Il rilascio è atteso per luglio 2026. Gli amministratori IT potranno gestire la disponibilità della funzione su Windows e macOS tramite la policy chiamata NonMicrosoftAccountSignInEnabled, così da decidere chi può attivarla e chi no.
Le ragioni dietro la mossa di Microsoft
Edge ha un problema piuttosto evidente, gli servono utenti. La Browser Choice Alliance ha da poco firmato una lettera aperta in cui accusa Microsoft di usare dark pattern per spingere Edge a forza. Nel frattempo le installazioni di DuckDuckGo sono cresciute del 30 per cento. E Chrome continua a comandare il mercato con oltre il 60 per cento delle quote. Rendere Edge compatibile con l’account Google serve proprio ad abbattere l’ostacolo più alto, cioè quello di dover creare un account Microsoft per usare un browser che spesso si prova solo perché è già installato sul computer. Una barriera che, tolta di mezzo, potrebbe convincere qualcuno a restare.
Poi c’è una seconda lettura. Edge vuole farsi notare come il browser Chromium più flessibile in circolazione, capace di reggere sia account Microsoft sia account Google, mentre Chrome si limita al solo profilo Google. Un piccolo vantaggio competitivo, niente di rivoluzionario, ma in un mercato così affollato ogni argomento conta.

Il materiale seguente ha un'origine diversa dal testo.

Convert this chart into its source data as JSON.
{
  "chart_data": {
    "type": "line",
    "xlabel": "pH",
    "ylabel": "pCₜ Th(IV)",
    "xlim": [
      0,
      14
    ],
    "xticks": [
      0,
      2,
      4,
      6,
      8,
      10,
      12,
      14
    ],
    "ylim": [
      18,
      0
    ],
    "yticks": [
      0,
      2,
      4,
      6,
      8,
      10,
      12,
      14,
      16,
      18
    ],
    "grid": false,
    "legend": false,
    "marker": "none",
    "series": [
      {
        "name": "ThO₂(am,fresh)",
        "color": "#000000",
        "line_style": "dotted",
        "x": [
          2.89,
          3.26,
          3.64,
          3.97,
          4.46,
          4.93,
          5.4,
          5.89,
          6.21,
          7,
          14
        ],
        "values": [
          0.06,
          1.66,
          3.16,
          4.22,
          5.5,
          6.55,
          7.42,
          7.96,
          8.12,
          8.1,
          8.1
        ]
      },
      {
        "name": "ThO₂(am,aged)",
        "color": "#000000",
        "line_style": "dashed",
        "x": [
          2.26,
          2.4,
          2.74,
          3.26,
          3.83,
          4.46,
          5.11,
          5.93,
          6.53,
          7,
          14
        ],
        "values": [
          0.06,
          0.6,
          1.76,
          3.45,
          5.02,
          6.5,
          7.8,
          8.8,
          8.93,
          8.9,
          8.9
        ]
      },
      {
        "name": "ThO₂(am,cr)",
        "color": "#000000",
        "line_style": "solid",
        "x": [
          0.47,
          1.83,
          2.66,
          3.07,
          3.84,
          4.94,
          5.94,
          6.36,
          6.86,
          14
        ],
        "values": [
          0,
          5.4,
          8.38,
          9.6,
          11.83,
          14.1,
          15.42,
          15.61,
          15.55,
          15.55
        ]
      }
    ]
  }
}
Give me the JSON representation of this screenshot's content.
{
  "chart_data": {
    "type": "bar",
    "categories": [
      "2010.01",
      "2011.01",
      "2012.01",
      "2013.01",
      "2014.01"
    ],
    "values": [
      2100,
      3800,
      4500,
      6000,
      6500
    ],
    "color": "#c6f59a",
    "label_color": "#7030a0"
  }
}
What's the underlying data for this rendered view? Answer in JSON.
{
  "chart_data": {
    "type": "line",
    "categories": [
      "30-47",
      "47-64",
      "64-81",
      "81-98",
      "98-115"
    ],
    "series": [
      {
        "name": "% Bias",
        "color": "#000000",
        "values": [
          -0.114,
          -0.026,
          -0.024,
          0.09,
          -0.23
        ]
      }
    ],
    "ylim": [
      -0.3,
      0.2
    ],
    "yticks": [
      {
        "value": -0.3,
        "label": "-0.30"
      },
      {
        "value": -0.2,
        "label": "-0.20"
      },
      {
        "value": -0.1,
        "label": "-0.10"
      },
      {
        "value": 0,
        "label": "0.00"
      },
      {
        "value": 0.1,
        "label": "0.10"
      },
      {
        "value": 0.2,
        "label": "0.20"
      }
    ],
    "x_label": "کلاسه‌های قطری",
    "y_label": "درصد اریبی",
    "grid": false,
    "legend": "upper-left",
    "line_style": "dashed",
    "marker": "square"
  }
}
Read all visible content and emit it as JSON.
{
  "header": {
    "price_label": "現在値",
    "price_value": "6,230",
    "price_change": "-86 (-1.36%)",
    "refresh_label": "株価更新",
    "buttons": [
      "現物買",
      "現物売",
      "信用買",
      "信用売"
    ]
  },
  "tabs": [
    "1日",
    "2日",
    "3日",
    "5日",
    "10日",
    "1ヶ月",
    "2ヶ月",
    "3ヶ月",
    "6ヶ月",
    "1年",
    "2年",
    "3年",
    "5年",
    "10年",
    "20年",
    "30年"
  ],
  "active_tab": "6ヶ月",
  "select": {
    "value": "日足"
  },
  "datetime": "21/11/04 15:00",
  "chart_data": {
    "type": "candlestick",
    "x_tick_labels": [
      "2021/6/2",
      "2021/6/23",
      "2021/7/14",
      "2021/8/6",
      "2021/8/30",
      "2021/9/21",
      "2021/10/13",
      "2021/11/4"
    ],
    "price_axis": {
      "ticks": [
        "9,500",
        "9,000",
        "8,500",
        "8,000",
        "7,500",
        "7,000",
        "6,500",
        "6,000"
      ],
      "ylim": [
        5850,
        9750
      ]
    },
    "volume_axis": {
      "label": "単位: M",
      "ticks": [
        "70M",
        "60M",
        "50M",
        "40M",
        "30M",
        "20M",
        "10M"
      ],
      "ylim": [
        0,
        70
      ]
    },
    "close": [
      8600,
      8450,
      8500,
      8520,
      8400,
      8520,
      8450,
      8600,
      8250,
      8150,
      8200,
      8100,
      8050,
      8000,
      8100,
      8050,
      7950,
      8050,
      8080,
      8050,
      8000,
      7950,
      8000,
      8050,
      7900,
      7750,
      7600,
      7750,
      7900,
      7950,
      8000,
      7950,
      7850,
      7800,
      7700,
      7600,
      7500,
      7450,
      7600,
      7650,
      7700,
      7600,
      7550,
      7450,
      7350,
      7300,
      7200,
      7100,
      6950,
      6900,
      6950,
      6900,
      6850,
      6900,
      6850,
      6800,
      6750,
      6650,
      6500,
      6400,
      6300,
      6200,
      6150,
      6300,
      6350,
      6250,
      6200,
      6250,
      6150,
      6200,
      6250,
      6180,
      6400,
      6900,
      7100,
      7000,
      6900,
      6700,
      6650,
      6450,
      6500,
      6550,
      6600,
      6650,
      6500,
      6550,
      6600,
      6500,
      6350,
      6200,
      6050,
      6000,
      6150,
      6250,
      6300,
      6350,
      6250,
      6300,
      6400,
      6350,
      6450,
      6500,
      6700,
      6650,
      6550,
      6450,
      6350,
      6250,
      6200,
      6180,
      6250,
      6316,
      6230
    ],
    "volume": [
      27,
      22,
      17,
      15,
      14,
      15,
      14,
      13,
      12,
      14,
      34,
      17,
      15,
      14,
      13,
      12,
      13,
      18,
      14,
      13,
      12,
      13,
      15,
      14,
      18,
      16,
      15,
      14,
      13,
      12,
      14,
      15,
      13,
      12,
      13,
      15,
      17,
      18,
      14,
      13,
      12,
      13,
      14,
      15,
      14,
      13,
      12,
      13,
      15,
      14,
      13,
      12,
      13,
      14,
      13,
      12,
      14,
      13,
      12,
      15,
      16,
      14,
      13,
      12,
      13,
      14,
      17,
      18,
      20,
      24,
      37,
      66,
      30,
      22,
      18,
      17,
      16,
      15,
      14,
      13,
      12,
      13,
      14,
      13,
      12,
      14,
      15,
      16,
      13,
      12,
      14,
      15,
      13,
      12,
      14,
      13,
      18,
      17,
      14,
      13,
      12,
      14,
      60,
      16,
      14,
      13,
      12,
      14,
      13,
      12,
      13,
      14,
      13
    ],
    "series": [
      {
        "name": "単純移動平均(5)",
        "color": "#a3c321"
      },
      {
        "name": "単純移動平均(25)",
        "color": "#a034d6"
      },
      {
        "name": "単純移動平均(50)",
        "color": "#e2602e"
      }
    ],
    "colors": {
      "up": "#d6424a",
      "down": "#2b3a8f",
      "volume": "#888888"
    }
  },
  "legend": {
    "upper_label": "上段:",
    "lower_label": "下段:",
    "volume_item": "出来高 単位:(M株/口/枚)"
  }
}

E non è nemmeno l’unico ponte che Microsoft sta tirando su verso Google. Ad aprile 2026 l’azienda ha cominciato a sviluppare un banner per la ricerca di lavoro pensato per le query su Google Search effettuate da Edge. L’accesso con Google su Edge è quindi un miglioramento concreto per chi lo usa, ma è altrettanto chiaro che dietro non c’è nessuno slancio improvviso di generosità.